Amor Towles’ A Gentleman in Moscow (2016) is a pleasant diversion wrapped around a very intriguing idea: the protagonist, a thirty year old Russian aristocrat, is, in 1922, sentenced to house arrest for the rest of his life. His house happens to be the Metropol, Moscow’s grand old hotel (at a time when such things either existed or are easily mythologized).
While exiled from a luxurious suite to a tiny attic room, the Count remains elegant, unflappable, and an attractive, insightful character. This is both the strength and weakness of the novel: strength, because an engaging protagonist is a pretty great thing for a writer to have; weakness because other characters–especially female characters–seem thin in comparison (they often have very strong and memorable entrances, and then fade from there).
But the bustle of the hotel, and the Count’s ability to transform that controlled chaos into a sense of home, largely carry the novel, making it a good character study. One note: I learned less about the progression of Soviet life over the five decades spanned by the novel than anticipated. The Count is, essentially, an idealized westerner, and the novel could have been enriched, in my view, by a more nuanced–even, sympathetic–view of those changes.
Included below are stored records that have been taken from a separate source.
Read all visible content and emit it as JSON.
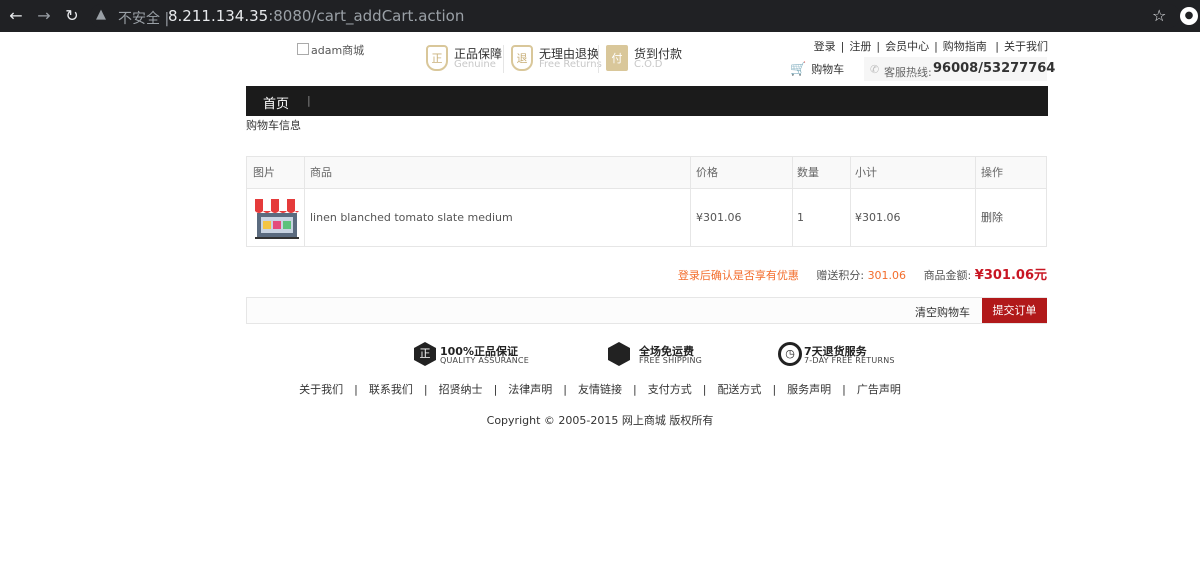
{
  "browser": {
    "insecure_label": "不安全",
    "url_host": "8.211.134.35",
    "url_rest": ":8080/cart_addCart.action"
  },
  "header": {
    "logo_alt": "adam商城",
    "badges": [
      {
        "title": "正品保障",
        "sub": "Genuine",
        "icon": "正"
      },
      {
        "title": "无理由退换",
        "sub": "Free Returns",
        "icon": "退"
      },
      {
        "title": "货到付款",
        "sub": "C.O.D",
        "icon": "付"
      }
    ],
    "links": [
      "登录",
      "注册",
      "会员中心",
      "购物指南",
      "关于我们"
    ],
    "cart_label": "购物车",
    "hotline_label": "客服热线:",
    "hotline_number": "96008/53277764"
  },
  "nav": {
    "home": "首页",
    "bar": "|"
  },
  "cart": {
    "title": "购物车信息",
    "headers": [
      "图片",
      "商品",
      "价格",
      "数量",
      "小计",
      "操作"
    ],
    "items": [
      {
        "name": "linen blanched tomato slate medium",
        "price": "¥301.06",
        "qty": "1",
        "subtotal": "¥301.06",
        "action": "删除"
      }
    ],
    "promo": "登录后确认是否享有优惠",
    "points_label": "赠送积分:",
    "points": "301.06",
    "total_label": "商品金额:",
    "total": "¥301.06元",
    "clear": "清空购物车",
    "submit": "提交订单"
  },
  "services": [
    {
      "title": "100%正品保证",
      "sub": "QUALITY ASSURANCE",
      "icon": "正"
    },
    {
      "title": "全场免运费",
      "sub": "FREE SHIPPING",
      "icon": ""
    },
    {
      "title": "7天退货服务",
      "sub": "7-DAY FREE RETURNS",
      "icon": ""
    }
  ],
  "footer": {
    "links": [
      "关于我们",
      "联系我们",
      "招贤纳士",
      "法律声明",
      "友情链接",
      "支付方式",
      "配送方式",
      "服务声明",
      "广告声明"
    ],
    "copyright": "Copyright © 2005-2015 网上商城 版权所有"
  },
  "colors": {
    "accent_red": "#b1191a",
    "price_red": "#c81623",
    "promo_orange": "#f36d2c"
  }
}
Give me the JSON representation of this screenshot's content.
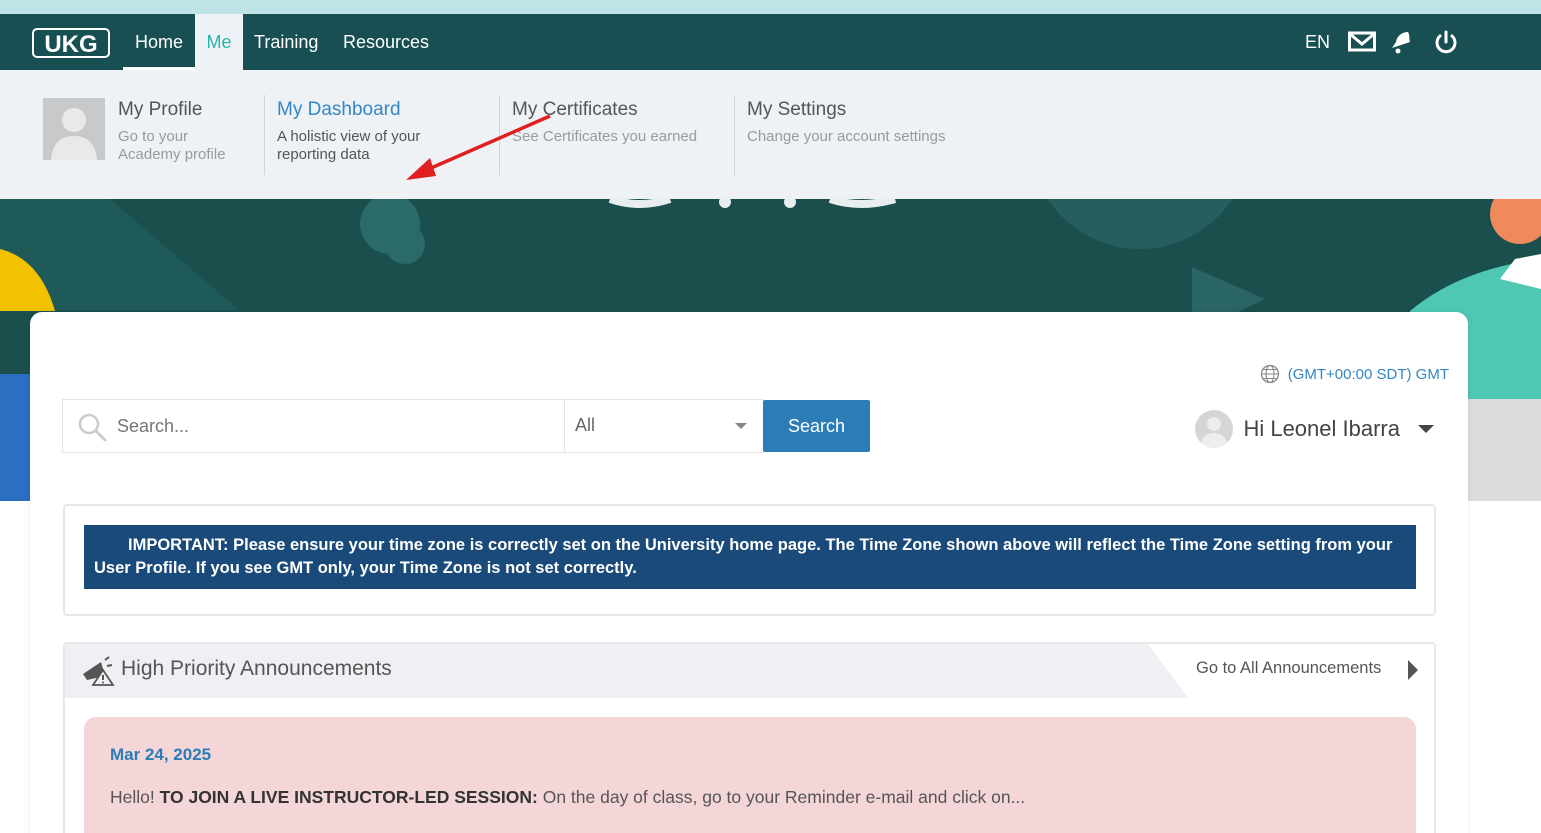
{
  "navbar": {
    "logo_text": "UKG",
    "items": [
      {
        "label": "Home"
      },
      {
        "label": "Me"
      },
      {
        "label": "Training"
      },
      {
        "label": "Resources"
      }
    ],
    "language": "EN",
    "icons": [
      "mail-icon",
      "bell-icon",
      "power-icon"
    ],
    "colors": {
      "bar": "#174f52",
      "active_tab_bg": "#eef2f6",
      "active_tab_text": "#2bb3a8"
    }
  },
  "me_menu": {
    "items": [
      {
        "title": "My Profile",
        "desc_1": "Go to your",
        "desc_2": "Academy profile"
      },
      {
        "title": "My Dashboard",
        "desc_1": "A holistic view of your",
        "desc_2": "reporting data"
      },
      {
        "title": "My Certificates",
        "desc_1": "See Certificates you earned",
        "desc_2": ""
      },
      {
        "title": "My Settings",
        "desc_1": "Change your account settings",
        "desc_2": ""
      }
    ],
    "active_item": "My Dashboard"
  },
  "timezone": "(GMT+00:00 SDT) GMT",
  "search": {
    "placeholder": "Search...",
    "filter_value": "All",
    "button_label": "Search"
  },
  "user": {
    "greeting": "Hi Leonel Ibarra"
  },
  "notice": {
    "text": "IMPORTANT: Please ensure your time zone is correctly set on the University home page.  The Time Zone shown above will reflect the Time Zone setting from your User Profile.  If you see GMT only, your Time Zone is not set correctly."
  },
  "announcements": {
    "title": "High Priority Announcements",
    "link_label": "Go to All Announcements",
    "items": [
      {
        "date": "Mar 24, 2025",
        "prefix": "Hello!  ",
        "bold": "TO JOIN A LIVE INSTRUCTOR-LED SESSION:",
        "rest": " On the day of class, go to your Reminder e-mail and click on..."
      }
    ]
  }
}
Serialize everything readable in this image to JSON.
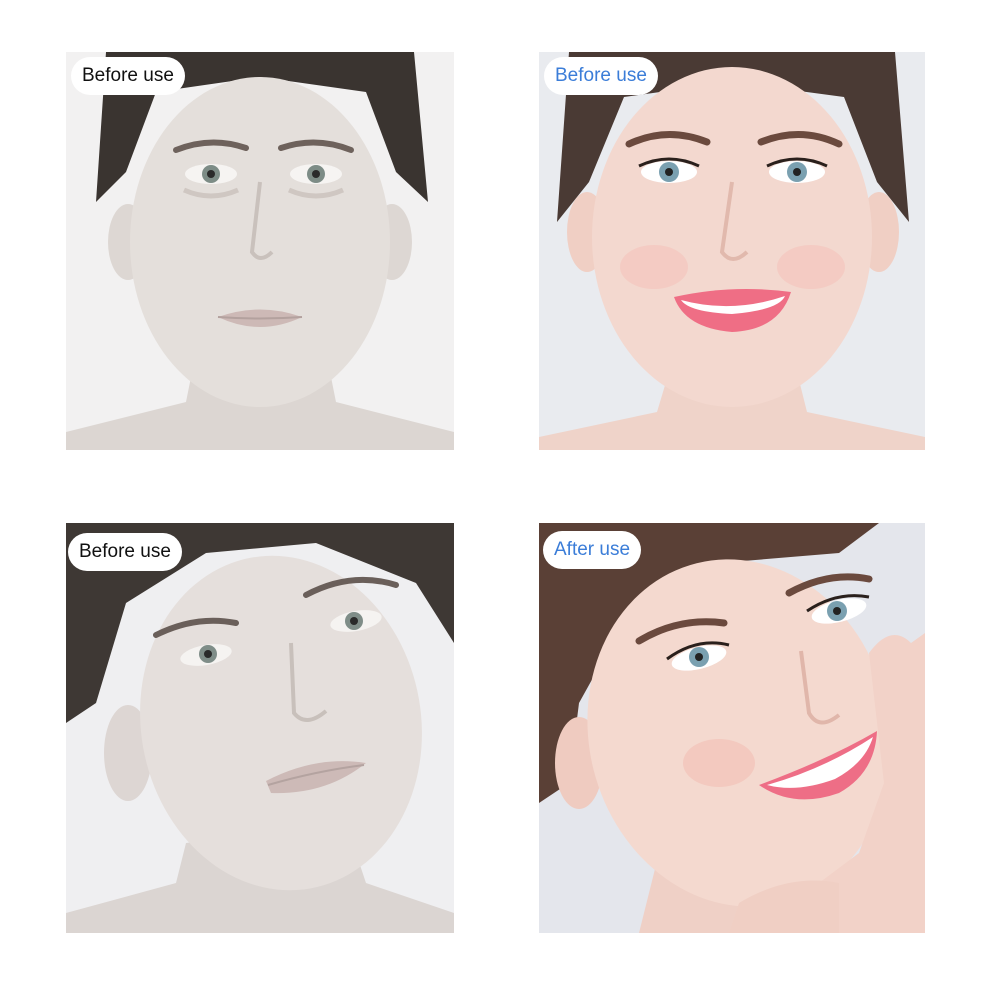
{
  "panels": [
    {
      "label": "Before use",
      "label_color": "#111111",
      "skin": "#e4dfdb",
      "lips": "#cdb9b6",
      "hair": "#3a3430",
      "bg": "#f2f1f1"
    },
    {
      "label": "Before use",
      "label_color": "#3b7dd8",
      "skin": "#f3d8cf",
      "lips": "#ef6e85",
      "hair": "#4a3a34",
      "bg": "#e9ebef"
    },
    {
      "label": "Before use",
      "label_color": "#111111",
      "skin": "#e5dfdc",
      "lips": "#cdbab7",
      "hair": "#3e3834",
      "bg": "#efeff1"
    },
    {
      "label": "After use",
      "label_color": "#3b7dd8",
      "skin": "#f4d9cf",
      "lips": "#ee6e86",
      "hair": "#5a4036",
      "bg": "#e4e6ec"
    }
  ]
}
Still, the Count will stick with you, as well the hotel itself (the building, and all of its passageways, corridors and, especially, restaurants is really the second most important character in the book).
#WhatIWishICouldDo
I really like the way the plot sets constraints on the rest of the novel, and how sympathetically Towles embraces those limits. Part of the enjoyment of the novel is wondering if it can stay engaging, given the somewhat limited cast and totally limited setting. For the most part, it does!